Michael Paszti has assumed the role of chief operating officer of the subsidiary struck to operate the Welland plant.
“We are strongly committed to the facility’s success and Michael will be an integral, on-the-ground team member whose priority will be to quickly get operations up and running to full capacity,” the company said in a news release issued Wednesday.
“Welland is our home, and Atlantic Biodiesel is focused on continued engagement with local elected and community officials as we work to renew discussions with the federal government. With the support of the community and various levels of government, Atlantic Biodiesel will fulfil its goal of becoming a world-class producer of biodiesel fuel targeting the unique needs of the Canadian fuels complex, and play a critical part in provincial and federal greenhouse gas reduction efforts.”
The plant is capable of producing about 40 million gallons of biodiesel per year. Local officials plan to pressure the federal Canadian government to reinstate some funding that helps keep the refinery afloat.
Soybean growers in Illinois are recognizing fleets in the state that run on a 20 percent blend of biodiesel, B20. This news release from the Illinois Soybean Association (ISA) says the group has partnered with the American Lung Association in Illinois to launch the B20 Club.
“B20 offers economic and environmental benefits to the fleets that use it, so we wanted to bring these leading fleets together and recognize them for taking the initiative to move up to B20,” says Rebecca Richardson, ISA biodiesel lead. “We’ll also provide resources for our B20 Club members, and others in the state, who have questions about how to use biodiesel in their fleets.”
Inaugural members include:
The Fleet Services Division of Public Works Department in the City of Evanston, Ill., which operates 366 units that include all diesel police and fire vehicles, heavy equipment, utilities and forestry departments and pool vehicles and parks and recreation buses.
Cook-Illinois Corporation; Kickert School Bus Lines, Inc., one of their leading subsidiaries which also is one of the largest family-owned and -operated school bus contractors in the country, runs more than 2,100 school buses every day.
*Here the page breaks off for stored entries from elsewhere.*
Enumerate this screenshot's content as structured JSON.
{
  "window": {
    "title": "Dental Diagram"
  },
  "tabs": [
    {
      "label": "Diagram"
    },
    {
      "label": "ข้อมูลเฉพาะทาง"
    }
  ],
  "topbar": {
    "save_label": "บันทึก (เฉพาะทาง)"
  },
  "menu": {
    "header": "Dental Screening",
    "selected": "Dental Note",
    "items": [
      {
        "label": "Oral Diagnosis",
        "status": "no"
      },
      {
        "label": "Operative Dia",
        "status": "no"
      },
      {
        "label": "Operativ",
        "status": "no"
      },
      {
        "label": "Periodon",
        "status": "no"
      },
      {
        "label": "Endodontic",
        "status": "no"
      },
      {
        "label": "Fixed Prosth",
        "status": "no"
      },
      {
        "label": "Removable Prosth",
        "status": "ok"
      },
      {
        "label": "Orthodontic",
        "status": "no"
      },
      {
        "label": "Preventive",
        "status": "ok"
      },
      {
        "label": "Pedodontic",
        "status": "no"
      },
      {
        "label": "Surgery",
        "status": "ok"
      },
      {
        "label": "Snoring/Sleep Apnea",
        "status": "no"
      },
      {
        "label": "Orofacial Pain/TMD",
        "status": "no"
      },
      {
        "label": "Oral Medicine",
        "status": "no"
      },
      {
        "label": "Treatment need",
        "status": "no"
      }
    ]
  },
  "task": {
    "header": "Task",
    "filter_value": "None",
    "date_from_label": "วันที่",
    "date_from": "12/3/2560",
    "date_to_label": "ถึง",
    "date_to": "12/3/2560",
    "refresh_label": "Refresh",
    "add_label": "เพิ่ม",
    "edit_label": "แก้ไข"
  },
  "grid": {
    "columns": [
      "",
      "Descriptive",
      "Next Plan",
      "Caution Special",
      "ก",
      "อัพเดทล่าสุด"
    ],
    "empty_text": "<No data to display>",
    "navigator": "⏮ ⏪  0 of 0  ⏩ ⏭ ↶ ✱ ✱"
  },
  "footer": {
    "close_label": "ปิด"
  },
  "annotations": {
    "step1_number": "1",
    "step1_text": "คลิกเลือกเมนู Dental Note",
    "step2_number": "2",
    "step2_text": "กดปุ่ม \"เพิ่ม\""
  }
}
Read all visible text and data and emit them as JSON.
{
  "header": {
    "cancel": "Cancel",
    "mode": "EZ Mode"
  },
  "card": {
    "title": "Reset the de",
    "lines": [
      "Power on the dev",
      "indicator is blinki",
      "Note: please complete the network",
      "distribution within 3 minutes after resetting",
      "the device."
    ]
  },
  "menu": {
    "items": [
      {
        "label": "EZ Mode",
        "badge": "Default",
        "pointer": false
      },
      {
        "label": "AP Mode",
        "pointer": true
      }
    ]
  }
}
Peoria CityLink operates 58 buses and 35 Paratransit vans that carry three million passengers annually.
R&N Trucking LLC, with 17 trucks that together travel more than a million miles a year.
S.K. Davison, a family-run business specializing in local and regional hauls with 18 trucks travelling approximately 800,000 miles per year.
G&D Integrated, serving central Illinois for more than 100 years with transportation, freight transfer and storage services, and currently more than 400 long-haul trucks.
The six members of the B20 Club run more than 2,700 vehicles burning more than 2.2 million gallons of biodiesel. That cuts carbon dioxide emissions of more than 253 tons — a reduction the equivalent of taking 48 cars off the roadway.